AGI - Tre giorni di contatti e segnali di fumo, poi al massimo giovedì sarà il giorno della verità per il futuro del governo Draghi e già da ore è cominciato il sudoku della pre-crisi.
Mario Draghi è salito al Quirinale per un lungo colloquio con Sergio Mattarella. Al centro la situazione politica, nessuno scenario preferito, spiegano dal Colle.
Ma da quando alle 15,20 di un caldo lunedì pomeriggio i deputati M5s non hanno partecipato al voto finale sul dl Aiuti, nei palazzi delle istituzioni e della politica è scattato l’allarme rosso.
Certo, i pentastellati giovedì scorso non avevano fatto mancare i loro sì alla fiducia chiesta dal governo sul provvedimento, ma l’annuncio di una non partecipazione al voto di mercoledì o giovedì al Senato (dove non è possibile distinguere tra fiducia e voto finale sul provvedimento) sta già facendo prefigurare quali potrebbero essere i passaggi dei prossimi giorni, con tanto di richiesta di verifica avanzata da Silvio Berlusconi e Matteo Salvini dopo quello che viene giudicato uno strappo dei grillini.
Al Quirinale ovviamente si seguono con molta attenzione i passaggi di una vicenda che si sta dipanando da giorni, Mattarella ha ascoltato il resoconto del premier, che non sembra voler drammatizzare la situazione, e le sue valutazioni circa i possibili sviluppi. Ma al Colle si valuta anche che al momento non ci sono eventi reali (la fiducia è stata votata, il provvedimento è stato approvato, la maggioranza è rimasta invariata) e dunque non si ipotizza nessuno scenario in particolare.
La preoccupazione resta però alta, c’è l’attività di governo da completare per rispondere alle richieste del Pnrr, c’è la legge di bilancio da scrivere per l’autunno, oltre a una situazione internazionale difficile.
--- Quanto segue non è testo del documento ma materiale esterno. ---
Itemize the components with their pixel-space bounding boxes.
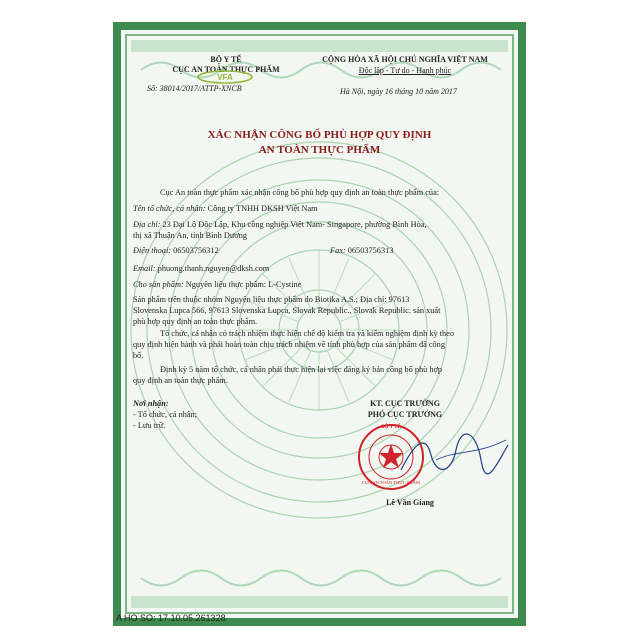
- responsibility-line-3: bố.: [133, 351, 144, 360]
- origin-line-2: Slovenska Lupca 566, 97613 Slovenska Lupca, Slovak Republic., Slovak Republic. sản xuất: [133, 306, 441, 315]
- phone-value: 06503756312: [173, 246, 219, 255]
- email-label: Email:: [133, 264, 156, 273]
- origin-line-3: phù hợp quy định an toàn thực phẩm.: [133, 317, 258, 326]
- fax-value: 06503756313: [347, 246, 394, 255]
- recipient-item: - Lưu trữ.: [133, 421, 166, 430]
- org-value: Công ty TNHH DKSH Việt Nam: [207, 204, 318, 213]
- document-title-line1: XÁC NHẬN CÔNG BỐ PHÙ HỢP QUY ĐỊNH: [207, 129, 432, 141]
- place-date: Hà Nội, ngày 16 tháng 10 năm 2017: [340, 87, 457, 96]
- fax-row: [330, 245, 393, 256]
- signer-role-1: KT. CỤC TRƯỞNG: [370, 399, 440, 408]
- email-value: phuong.thanh.nguyen@dksh.com: [157, 264, 270, 273]
- recipient-item: - Tổ chức, cá nhân;: [133, 410, 198, 419]
- signer-name: Lê Văn Giang: [386, 498, 434, 507]
- address-label: Địa chỉ:: [133, 220, 161, 229]
- svg-text:VFA: VFA: [217, 73, 233, 82]
- dossier-code: A HO SO: 17.10.05.261328: [116, 613, 226, 623]
- product-value: Nguyên liệu thực phẩm: L-Cystine: [185, 280, 302, 289]
- responsibility-line-2: quy định hiện hành và phải hoàn toàn chịu trách nhiệm về tính phù hợp của sản phẩm đã công: [133, 340, 445, 349]
- period-line-1: Định kỳ 5 năm tổ chức, cá nhân phải thực hiện lại việc đăng ký bản công bố phù hợp: [160, 365, 443, 374]
- country-name: CỘNG HÒA XÃ HỘI CHỦ NGHĨA VIỆT NAM: [322, 55, 488, 64]
- document-title-line2: AN TOÀN THỰC PHẨM: [258, 144, 381, 156]
- vfa-logo-icon: [196, 70, 254, 84]
- recipients-label: Nơi nhận:: [133, 399, 169, 408]
- intro-text: Cục An toàn thực phẩm xác nhận công bố phù hợp quy định an toàn thực phẩm của:: [160, 188, 440, 197]
- document-number: Số: 38014/2017/ATTP-XNCB: [147, 84, 242, 93]
- signer-role-2: PHÓ CỤC TRƯỞNG: [367, 410, 443, 419]
- origin-line-1: Sản phẩm trên thuộc nhóm Nguyên liệu thực phẩm do Biotika A.S.; Địa chỉ: 97613: [133, 295, 410, 304]
- email-row: [133, 263, 269, 274]
- seal-ring-text: CỤC AN TOÀN THỰC PHẨM: [362, 480, 420, 485]
- handwritten-signature-icon: [396, 430, 511, 480]
- phone-row: [133, 245, 219, 256]
- national-motto: Độc lập - Tự do - Hạnh phúc: [358, 66, 452, 75]
- ministry-name: BỘ Y TẾ: [210, 55, 242, 64]
- product-row: [133, 279, 301, 290]
- period-line-2: quy định an toàn thực phẩm.: [133, 376, 228, 385]
- fax-label: Fax:: [330, 246, 346, 255]
- address-row: [133, 219, 427, 230]
- org-label: Tên tổ chức, cá nhân:: [133, 204, 206, 213]
- address-value: 23 Đại Lộ Độc Lập, Khu công nghiệp Việt Nam- Singapore, phường Bình Hòa,: [162, 220, 427, 229]
- phone-label: Điện thoại:: [133, 246, 172, 255]
- product-label: Cho sản phẩm:: [133, 280, 184, 289]
- seal-top-text: BỘ Y TẾ: [381, 425, 401, 430]
- address-value-line2: thị xã Thuận An, tỉnh Bình Dương: [133, 231, 248, 240]
- department-name: CỤC AN TOÀN THỰC PHẨM: [172, 65, 280, 74]
- org-row: [133, 203, 318, 214]
- responsibility-line-1: Tổ chức, cá nhân có trách nhiệm thực hiện chế độ kiểm tra và kiểm nghiệm định kỳ theo: [160, 329, 454, 338]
Una crisi di governo non è certamente la strada consigliabile in questo momento. E la scorsa settimana, raccontano fonti parlamentari, proprio in quest'ottica il presidente e il premier avevano valutato l'utilità di una fase di ascolto delle forze politiche a cominciare appunto dal M5s. Un atteggiamento dialogante che sarebbe stato confermato da Draghi anche oggi durante diversi colloqui fino a quello con il Presidente.
Anche per questo molti guardano all’incontro con i sindacati che il premier ha convocato martedì a palazzo Chigi, nella speranza che dall’esecutivo possano venire alcune proposte in linea con le richieste di Giuseppe Conte. Non a caso oggi Beppe Grillo ha puntato nuovamente i fari su uno dei cavalli di battaglia del Movimento, il salario minimo.
“Draghi l’ho sentito ed è fortemente impegnato ad affrontare e risolvere i problemi. C'è il Pnrr, ci sono le riforme, c'è una credibilità internazionale da difendere nel momento in cui c’è una guerra ai confini dell’Ue. Ci sono scelte importanti da fare, ci sarà la legge di bilancio” ha riferito il coordinatore nazionale di FI, Antonio Tajani.
Dunque tra martedì e mercoledì si verificherà se la frattura tra il M5s e palazzo Chigi potrà essere ricomposta. Se invece la frattura restasse insanabile, fino a portare a un non voto alla fiducia al governo sul dl Aiuti, si aprirebbe uno scenario ben più complicato. Va detto che il governo tecnicamente resterebbe in carica, perché i voti mancanti del M5s non sarebbero sufficienti a farlo cadere, ma il nodo politico sarebbe evidente.
Del resto lo stesso Mario Draghi ha detto una settimana fa che “il Governo non si fa senza i 5 stelle, questa è la mia opinione". Anche se alcune fonti di maggioranza fanno notare che il mancato voto dei Cinquestelle non sarebbe un voto contro la fiducia e sarebbe per di più circoscritto a un singolo provvedimento.
Se i 5 Stelle al Senato non votassero la fiducia, quasi certamente Draghi salirebbe al Quirinale per riferire al presidente Mattarella. Potrebbe limitarsi a un chiarimento, se il voto dei grillini venisse circostanziato come la contrarietà a un solo decreto, o potrebbe presentarsi dimissionario nel caso il M5s ritirasse di fatto il suo sostegno all’esecutivo.
In quel caso il premier potrebbe procedere alla verifica politica chiesta anche dal centrodestra di governo e poi tornare alle Camere per verificare anche la sussistenza dei numeri necessari ad andare avanti. Nel caso di caduta definitiva del governo, Pd e FI hanno chiarito che non esistono ipotesi di altri esecutivi e quindi il ricorso al voto anticipato in autunno, magari dopo aver fatto la finanziaria, potrebbe essere inevitabile, ma si dovrebbe passare comunque da un giro di consultazioni al Colle.
Ma il dado deve passare ancora per molte caselle, il voto al Senato ci sarà tra tre giorni al massimo, ma i passaggi da superare sono ancora molti, le variabili infinite e anticipare scelte e decisioni, consigliano dal Quirinale, è assai prematuro.